Will you believe that, young as I was, without any share in the interests of society, and nourishing my own wound in secret, the revolution brought some change in my ideas, created a glimmering ray of hope in them, and for a while, suspended their bitterness. It appeared to me that, in the general confusion, my situation might change; and that, when all ranks were levelled, fortunes upset, and prejudices done away with, I might find myself less isolated in this new order of things; and that, if I did possess any hidden qualities or superiority of mind, my colour would no longer single me out, and prevent their being appreciated: but it happened that these very qualities quickly opposed my illusion. I could not desire my own happiness at the expense of the misfortune of thousands; besides, I daily witnessed the folly of persons who were struggling against events that they could not control. I saw through the weakness of such characters, and guessed their secret views. Their false philanthropy did not long deceive me, and I quite gave up my hopes when I found that they would still feel contempt for me, even in the midst of the severest adversity. The days were gone when each sought to please, and remembered that the only means of doing so in society is the very unconsciousness of one's own success.

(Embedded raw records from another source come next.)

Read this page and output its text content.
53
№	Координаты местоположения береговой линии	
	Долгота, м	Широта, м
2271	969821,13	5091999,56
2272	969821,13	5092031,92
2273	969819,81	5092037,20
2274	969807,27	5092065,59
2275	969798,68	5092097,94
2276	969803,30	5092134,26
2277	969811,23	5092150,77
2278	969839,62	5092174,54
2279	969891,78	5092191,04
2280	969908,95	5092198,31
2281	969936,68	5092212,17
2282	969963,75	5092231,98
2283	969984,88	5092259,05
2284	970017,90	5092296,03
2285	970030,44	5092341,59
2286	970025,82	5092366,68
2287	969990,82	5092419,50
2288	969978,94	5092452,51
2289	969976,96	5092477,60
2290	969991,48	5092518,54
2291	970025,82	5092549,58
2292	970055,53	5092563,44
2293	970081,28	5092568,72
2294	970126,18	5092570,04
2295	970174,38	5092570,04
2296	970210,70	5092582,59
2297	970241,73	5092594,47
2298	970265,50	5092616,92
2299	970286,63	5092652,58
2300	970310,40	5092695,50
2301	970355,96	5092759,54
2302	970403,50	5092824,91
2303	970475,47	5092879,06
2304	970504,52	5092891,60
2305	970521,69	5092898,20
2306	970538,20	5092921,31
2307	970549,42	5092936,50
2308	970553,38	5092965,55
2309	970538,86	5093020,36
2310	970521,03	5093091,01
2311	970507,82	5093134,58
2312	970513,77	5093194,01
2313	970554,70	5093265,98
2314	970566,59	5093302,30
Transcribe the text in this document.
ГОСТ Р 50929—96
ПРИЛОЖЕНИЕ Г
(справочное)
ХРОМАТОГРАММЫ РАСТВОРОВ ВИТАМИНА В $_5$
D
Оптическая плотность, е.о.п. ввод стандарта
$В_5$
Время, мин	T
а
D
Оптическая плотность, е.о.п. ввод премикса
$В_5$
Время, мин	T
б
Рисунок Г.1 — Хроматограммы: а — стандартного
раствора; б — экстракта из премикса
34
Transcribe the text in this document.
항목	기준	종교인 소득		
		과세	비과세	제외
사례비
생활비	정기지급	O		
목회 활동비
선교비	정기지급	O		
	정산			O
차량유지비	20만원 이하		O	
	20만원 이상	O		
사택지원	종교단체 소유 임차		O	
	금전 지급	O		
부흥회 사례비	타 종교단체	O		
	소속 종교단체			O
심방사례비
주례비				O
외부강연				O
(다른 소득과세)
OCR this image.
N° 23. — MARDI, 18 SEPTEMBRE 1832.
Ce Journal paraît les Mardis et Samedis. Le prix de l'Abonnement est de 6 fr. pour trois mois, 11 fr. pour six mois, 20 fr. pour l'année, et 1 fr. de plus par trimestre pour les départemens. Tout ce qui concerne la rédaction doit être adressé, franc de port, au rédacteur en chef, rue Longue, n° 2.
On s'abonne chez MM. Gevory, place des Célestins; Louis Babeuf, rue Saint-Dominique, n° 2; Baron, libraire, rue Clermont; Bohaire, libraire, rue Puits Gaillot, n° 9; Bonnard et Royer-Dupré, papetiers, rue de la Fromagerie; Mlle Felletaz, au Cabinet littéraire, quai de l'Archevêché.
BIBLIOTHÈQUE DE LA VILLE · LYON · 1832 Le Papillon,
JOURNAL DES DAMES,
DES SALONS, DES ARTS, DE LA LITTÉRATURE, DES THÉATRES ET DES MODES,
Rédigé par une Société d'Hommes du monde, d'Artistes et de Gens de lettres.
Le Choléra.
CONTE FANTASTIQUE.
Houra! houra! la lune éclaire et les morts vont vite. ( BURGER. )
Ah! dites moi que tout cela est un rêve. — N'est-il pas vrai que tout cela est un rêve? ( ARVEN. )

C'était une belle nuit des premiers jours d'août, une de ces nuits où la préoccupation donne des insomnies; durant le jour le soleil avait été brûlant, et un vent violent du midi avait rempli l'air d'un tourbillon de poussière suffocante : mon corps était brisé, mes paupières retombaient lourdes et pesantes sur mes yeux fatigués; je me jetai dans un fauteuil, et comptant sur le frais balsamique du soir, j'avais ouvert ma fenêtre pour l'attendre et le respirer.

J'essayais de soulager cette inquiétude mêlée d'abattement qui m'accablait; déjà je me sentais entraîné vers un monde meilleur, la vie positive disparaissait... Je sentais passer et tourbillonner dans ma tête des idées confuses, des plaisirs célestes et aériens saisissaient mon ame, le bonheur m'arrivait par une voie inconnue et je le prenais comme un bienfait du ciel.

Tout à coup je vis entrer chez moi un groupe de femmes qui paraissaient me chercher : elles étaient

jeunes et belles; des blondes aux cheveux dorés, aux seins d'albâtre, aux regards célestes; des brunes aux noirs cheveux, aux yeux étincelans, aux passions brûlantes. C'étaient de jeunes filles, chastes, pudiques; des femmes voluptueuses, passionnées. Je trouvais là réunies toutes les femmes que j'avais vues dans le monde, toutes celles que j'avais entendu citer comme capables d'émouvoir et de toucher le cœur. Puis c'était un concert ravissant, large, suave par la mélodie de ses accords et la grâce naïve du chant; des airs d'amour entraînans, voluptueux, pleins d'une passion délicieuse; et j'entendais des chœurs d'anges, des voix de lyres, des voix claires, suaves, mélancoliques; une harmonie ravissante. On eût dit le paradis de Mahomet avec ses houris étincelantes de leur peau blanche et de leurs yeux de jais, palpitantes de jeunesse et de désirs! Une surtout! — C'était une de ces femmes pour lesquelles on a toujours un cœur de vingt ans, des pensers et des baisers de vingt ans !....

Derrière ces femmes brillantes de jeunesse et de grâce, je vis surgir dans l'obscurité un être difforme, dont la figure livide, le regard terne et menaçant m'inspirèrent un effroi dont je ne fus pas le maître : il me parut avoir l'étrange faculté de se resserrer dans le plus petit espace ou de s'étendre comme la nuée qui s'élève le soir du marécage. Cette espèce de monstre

No sooner did the revolution cease to be a grand theory, – no sooner did it menace the interests of every high individual, than conversation degenerated into dispute, and reasoning was exchanged for bitter personality. Sometimes, in spite of my dejection, I could not help being amused by the sudden violence of opinions which were excited by ambition, affectation, or fear; but gaiety that is occasioned by the observation of folly in others is too malignant to do good: the heart delights in innocent joys, and the mirth of ridicule, far from dispelling misfortune, is more likely to proceed from it, as it feeds upon the same bitterness of soul.

My hopes in the revolution having quickly vanished, I remained dissatisfied as before with my situation. Madame de B.'s friendship and confidence were my only solace. Often, in the midst of an acrimonious political discussion, after vainly trying to restore good humour, she would cast a sad look at me: – this look was a balm to my heart; it seemed to say, "Ourika, you alone can sympathise with me."

The negroes' right to liberty next began to be debated; and I, of course, felt deeply interested in the question. One of my remaining illusions was, that at least I had countrymen in another land, and knowing them to be unhappy, I believed them virtuous, and pitied their fate. Alas! here again I was undeceived. The massacre of St. Domingo added fresh grief to my soul; and to my despair at belonging to a proscribed race was added shame at their being likewise a race of barbarians.

The revolution having soon made rapid progress, and the most violent men getting into power, inspired the greatest terror by their utter disregard of the laws of justice. The horrid days of the twentieth of June and tenth of August prepared for every other event. The greater number of Madame de B.'s friends fled at this epoch; some sought shelter abroad, others in the provinces or in secret retreats; but she remained. The constant occupation of her heart fixed her to home.